Physics Colloquium: Curious cases of electrons in fullerene materials under laser lights and particle impacts

Shining laser lights on an atom or colliding the atom with charged particles one can probe the atom’s response to such external stimuli. These are powerful methods to access fundamental properties of materials. Using these techniques to nanosystems, far more complex than atoms and of direct applied interests, is beneficial for advancements of basic science and technology. The systems of our current interests are Buckminster fullerenes and larger fullerenes, including atoms/clusters caged inside them, called the endofullerenes. These materials hold the promise of applications in areas of quantum computations, superconductivity, biomedical fields, drug delivery research, magnetic resonance imaging, and organic photovoltaics. Thus, understanding the physics of spectroscopy of these systems, including the influence of the fullerene cage on the behavior of the confined species, and backwards, are matters of great scientific value.

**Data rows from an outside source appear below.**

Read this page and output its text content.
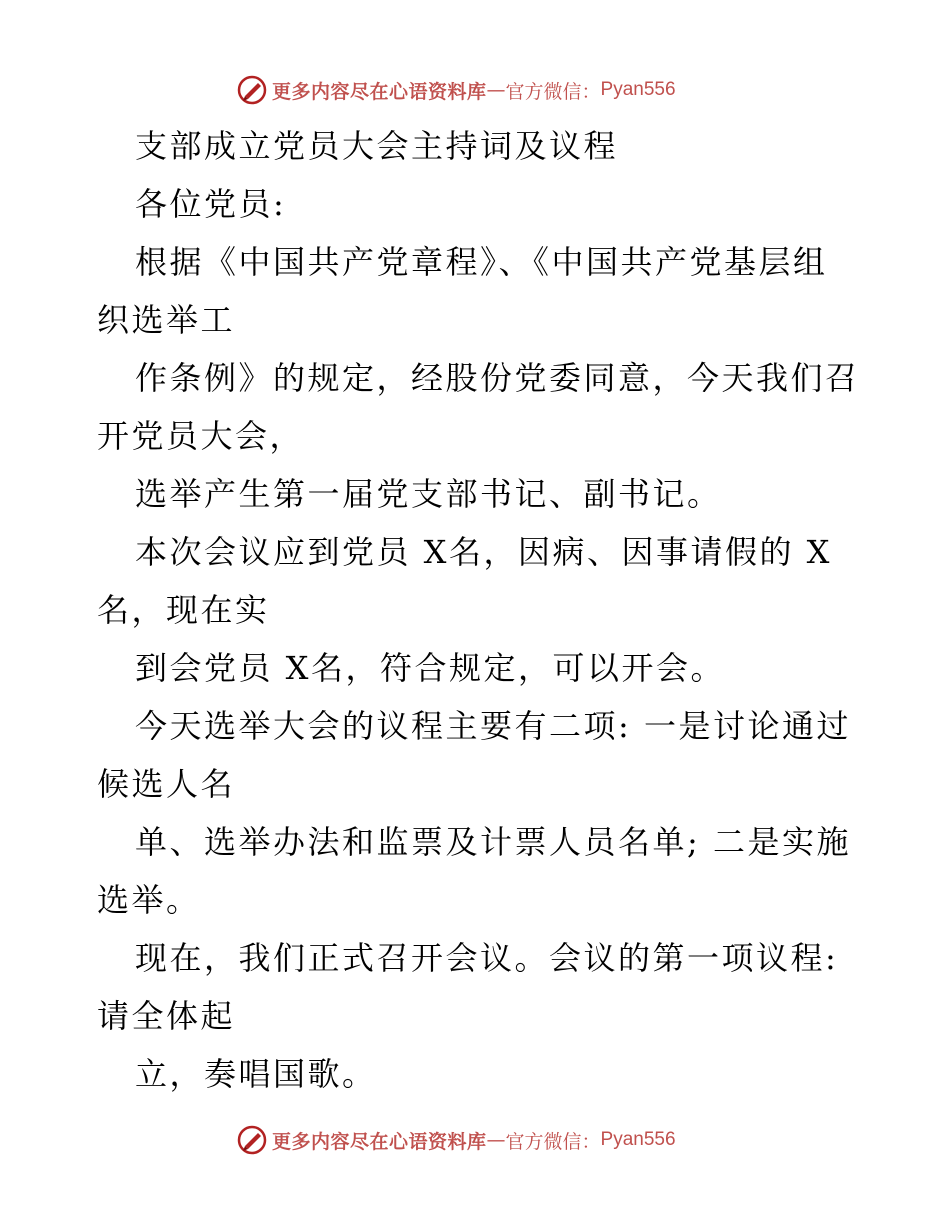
更多内容尽在心语资料库 — 官方微信： Pyan556
支部成立党员大会主持词及议程
各位党员:
根据《中国共产党章程》、《中国共产党基层组
织选举工
作条例》的规定，经股份党委同意，今天我们召
开党员大会，
选举产生第一届党支部书记、副书记。
本次会议应到党员 X名，因病、因事请假的 X
名，现在实
到会党员 X名，符合规定，可以开会。
今天选举大会的议程主要有二项: 一是讨论通过
候选人名
单、选举办法和监票及计票人员名单; 二是实施
选举。
现在，我们正式召开会议。会议的第一项议程:
请全体起
立，奏唱国歌。
更多内容尽在心语资料库 — 官方微信： Pyan556
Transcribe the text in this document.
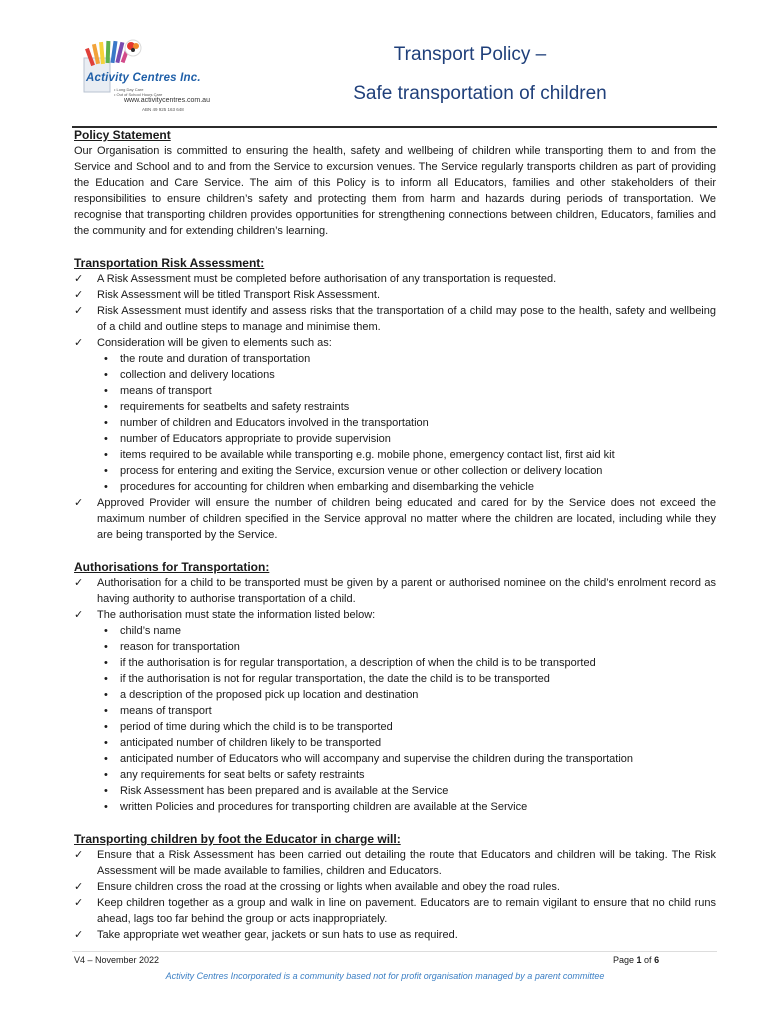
Activity Centres Inc.
• Long Day Care
• Out of School Hours Care
www.activitycentres.com.au
ABN 49 925 163 648
Transport Policy –
Safe transportation of children
Policy Statement

Our Organisation is committed to ensuring the health, safety and wellbeing of children while transporting them to and from the Service and School and to and from the Service to excursion venues. The Service regularly transports children as part of providing the Education and Care Service. The aim of this Policy is to inform all Educators, families and other stakeholders of their responsibilities to ensure children’s safety and protecting them from harm and hazards during periods of transportation. We recognise that transporting children provides opportunities for strengthening connections between children, Educators, families and the community and for extending children’s learning.

Transportation Risk Assessment:
✓	A Risk Assessment must be completed before authorisation of any transportation is requested.
✓	Risk Assessment will be titled Transport Risk Assessment.
✓	Risk Assessment must identify and assess risks that the transportation of a child may pose to the health, safety and wellbeing of a child and outline steps to manage and minimise them.
✓	Consideration will be given to elements such as:
• the route and duration of transportation
• collection and delivery locations
• means of transport
• requirements for seatbelts and safety restraints
• number of children and Educators involved in the transportation
• number of Educators appropriate to provide supervision
• items required to be available while transporting e.g. mobile phone, emergency contact list, first aid kit
• process for entering and exiting the Service, excursion venue or other collection or delivery location
• procedures for accounting for children when embarking and disembarking the vehicle
✓	Approved Provider will ensure the number of children being educated and cared for by the Service does not exceed the maximum number of children specified in the Service approval no matter where the children are located, including while they are being transported by the Service.
Authorisations for Transportation:
✓	Authorisation for a child to be transported must be given by a parent or authorised nominee on the child’s enrolment record as having authority to authorise transportation of a child.
✓	The authorisation must state the information listed below:
• child’s name
• reason for transportation
• if the authorisation is for regular transportation, a description of when the child is to be transported
• if the authorisation is not for regular transportation, the date the child is to be transported
• a description of the proposed pick up location and destination
• means of transport
• period of time during which the child is to be transported
• anticipated number of children likely to be transported
• anticipated number of Educators who will accompany and supervise the children during the transportation
• any requirements for seat belts or safety restraints
• Risk Assessment has been prepared and is available at the Service
• written Policies and procedures for transporting children are available at the Service
Transporting children by foot the Educator in charge will:
✓	Ensure that a Risk Assessment has been carried out detailing the route that Educators and children will be taking. The Risk Assessment will be made available to families, children and Educators.
✓	Ensure children cross the road at the crossing or lights when available and obey the road rules.
✓	Keep children together as a group and walk in line on pavement. Educators are to remain vigilant to ensure that no child runs ahead, lags too far behind the group or acts inappropriately.
✓	Take appropriate wet weather gear, jackets or sun hats to use as required.
V4 – November 2022	Page 1 of 6
Activity Centres Incorporated is a community based not for profit organisation managed by a parent committee
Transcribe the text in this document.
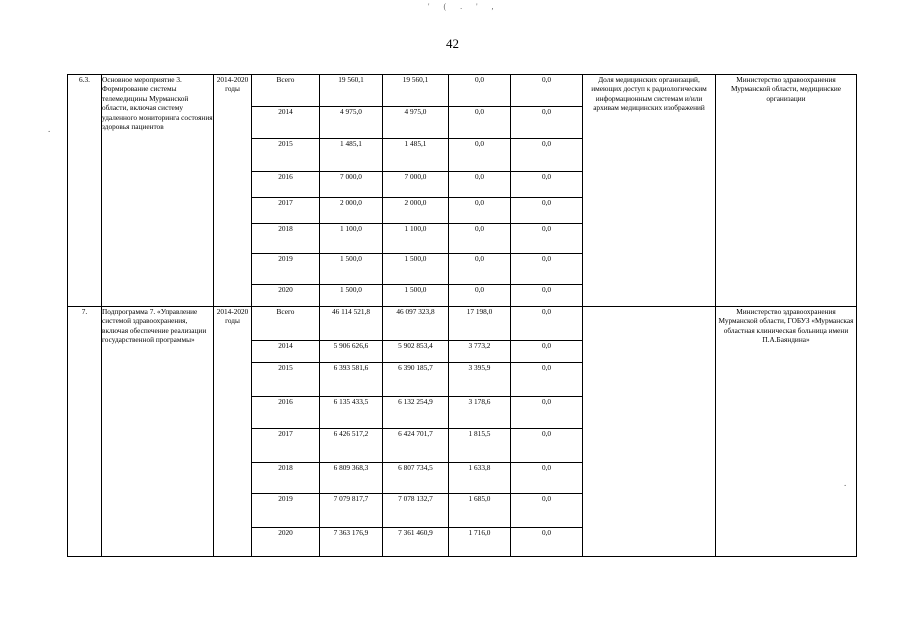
' ( . ' ,
.
.
42
6.3.	Основное мероприятие 3. Формирование системы телемедицины Мурманской области, включая систему удаленного мониторинга состояния здоровья пациентов	2014-2020 годы	Всего	19 560,1	19 560,1	0,0	0,0	Доля медицинских организаций, имеющих доступ к радиологическим информационным системам и/или архивам медицинских изображений	Министерство здравоохранения Мурманской области, медицинские организации
			2014	4 975,0	4 975,0	0,0	0,0		
			2015	1 485,1	1 485,1	0,0	0,0		
			2016	7 000,0	7 000,0	0,0	0,0		
			2017	2 000,0	2 000,0	0,0	0,0		
			2018	1 100,0	1 100,0	0,0	0,0		
			2019	1 500,0	1 500,0	0,0	0,0		
			2020	1 500,0	1 500,0	0,0	0,0		
7.	Подпрограмма 7. «Управление системой здравоохранения, включая обеспечение реализации государственной программы»	2014-2020 годы	Всего	46 114 521,8	46 097 323,8	17 198,0	0,0		Министерство здравоохранения Мурманской области, ГОБУЗ «Мурманская областная клиническая больница имени П.А.Баяндина»
			2014	5 906 626,6	5 902 853,4	3 773,2	0,0		
			2015	6 393 581,6	6 390 185,7	3 395,9	0,0		
			2016	6 135 433,5	6 132 254,9	3 178,6	0,0		
			2017	6 426 517,2	6 424 701,7	1 815,5	0,0		
			2018	6 809 368,3	6 807 734,5	1 633,8	0,0		
			2019	7 079 817,7	7 078 132,7	1 685,0	0,0		
			2020	7 363 176,9	7 361 460,9	1 716,0	0,0		
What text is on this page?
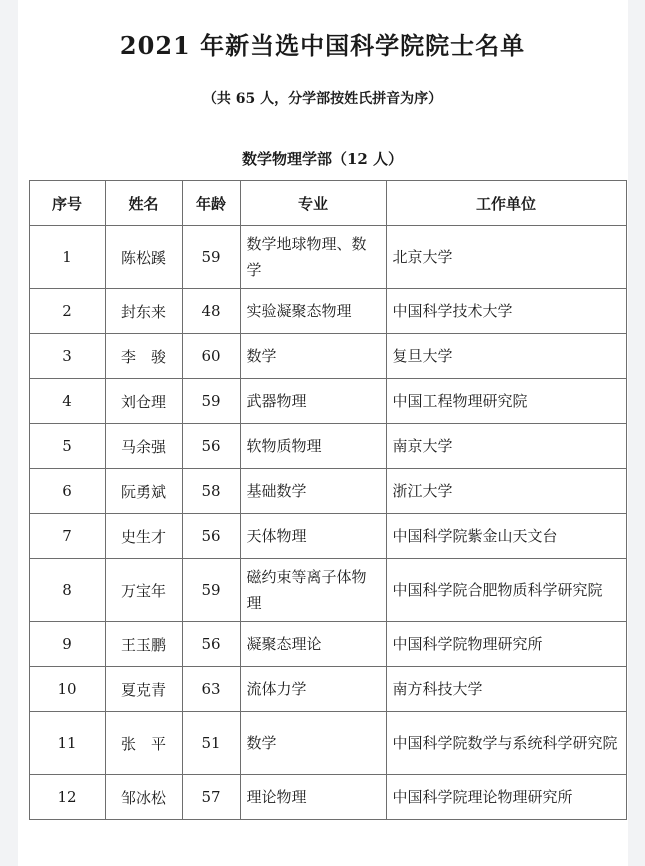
2021 年新当选中国科学院院士名单
（共 65 人，分学部按姓氏拼音为序）
数学物理学部（12 人）
序号	姓名	年龄	专业	工作单位
1	陈松蹊	59	数学地球物理、数学	北京大学
2	封东来	48	实验凝聚态物理	中国科学技术大学
3	李　骏	60	数学	复旦大学
4	刘仓理	59	武器物理	中国工程物理研究院
5	马余强	56	软物质物理	南京大学
6	阮勇斌	58	基础数学	浙江大学
7	史生才	56	天体物理	中国科学院紫金山天文台
8	万宝年	59	磁约束等离子体物理	中国科学院合肥物质科学研究院
9	王玉鹏	56	凝聚态理论	中国科学院物理研究所
10	夏克青	63	流体力学	南方科技大学
11	张　平	51	数学	中国科学院数学与系统科学研究院
12	邹冰松	57	理论物理	中国科学院理论物理研究所
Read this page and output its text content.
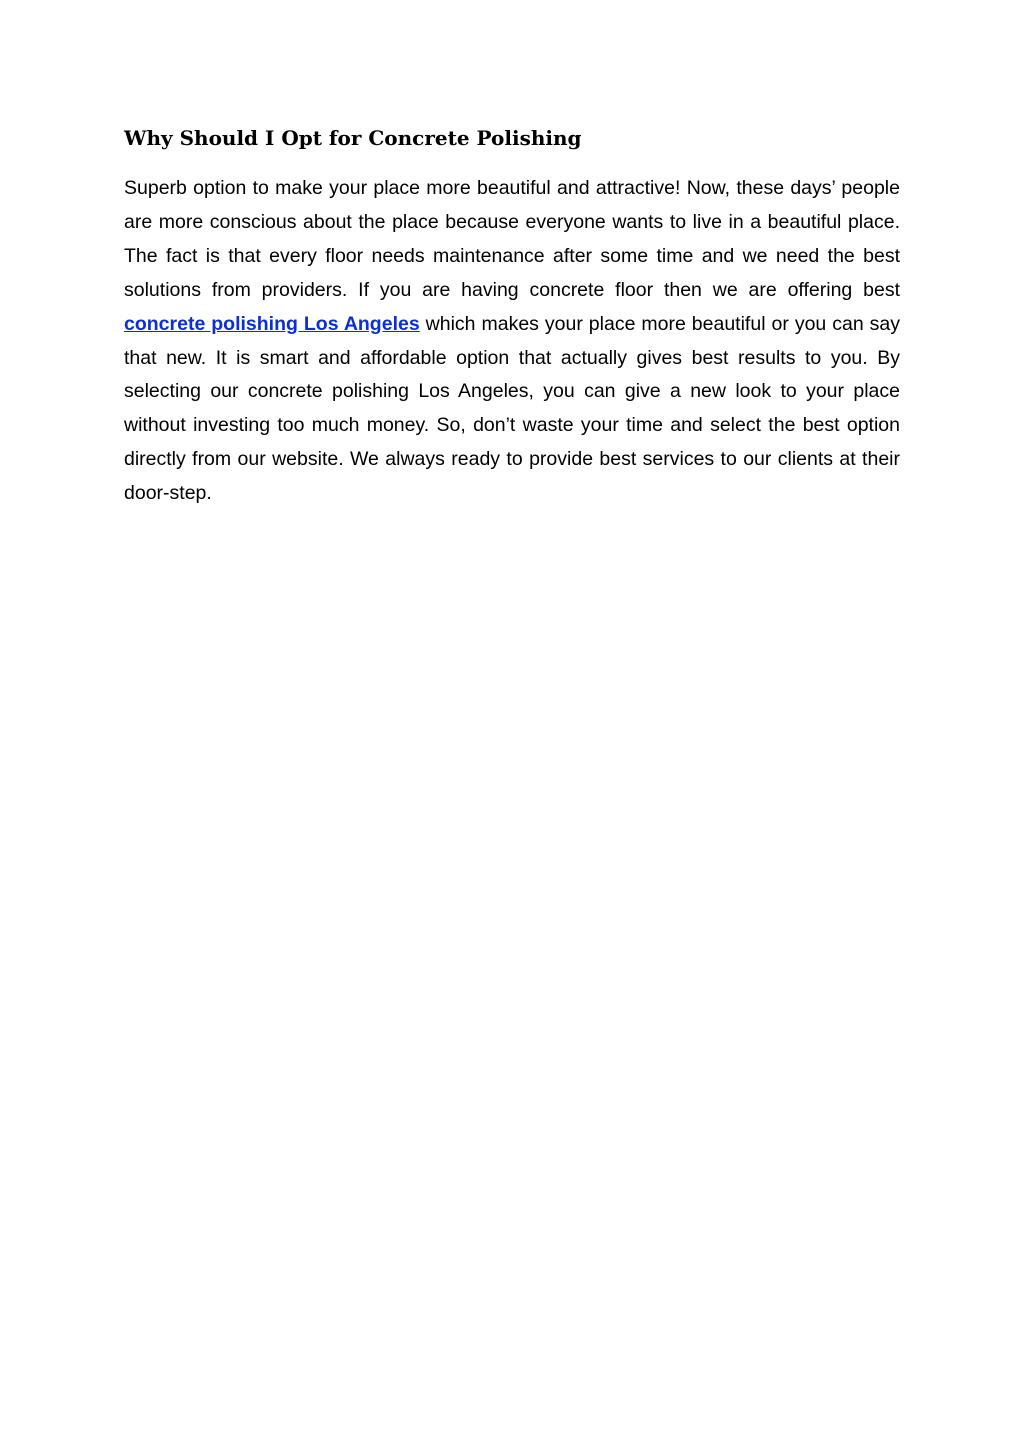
Why Should I Opt for Concrete Polishing

Superb option to make your place more beautiful and attractive! Now, these days’ people are more conscious about the place because everyone wants to live in a beautiful place. The fact is that every floor needs maintenance after some time and we need the best solutions from providers. If you are having concrete floor then we are offering best concrete polishing Los Angeles which makes your place more beautiful or you can say that new. It is smart and affordable option that actually gives best results to you. By selecting our concrete polishing Los Angeles, you can give a new look to your place without investing too much money. So, don’t waste your time and select the best option directly from our website. We always ready to provide best services to our clients at their door-step.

Using computer simulations we probe how electrons inside the systems collectively interacts with one another to move internally or to exit, and how much time in attoseconds they consume to reach the detector or for the system itself to thermalize in femtoseconds. How do these information correlate the electronic society in the system? How do the structure of the system play roles in the mechanism? These questions are investigated for both laser and ion impacts. Also, choosing exotic antiparticles like positrons to collide with fullerenes the study of the formation of matter-antimatter transient bound states, the positroniums, is a new direction of our research.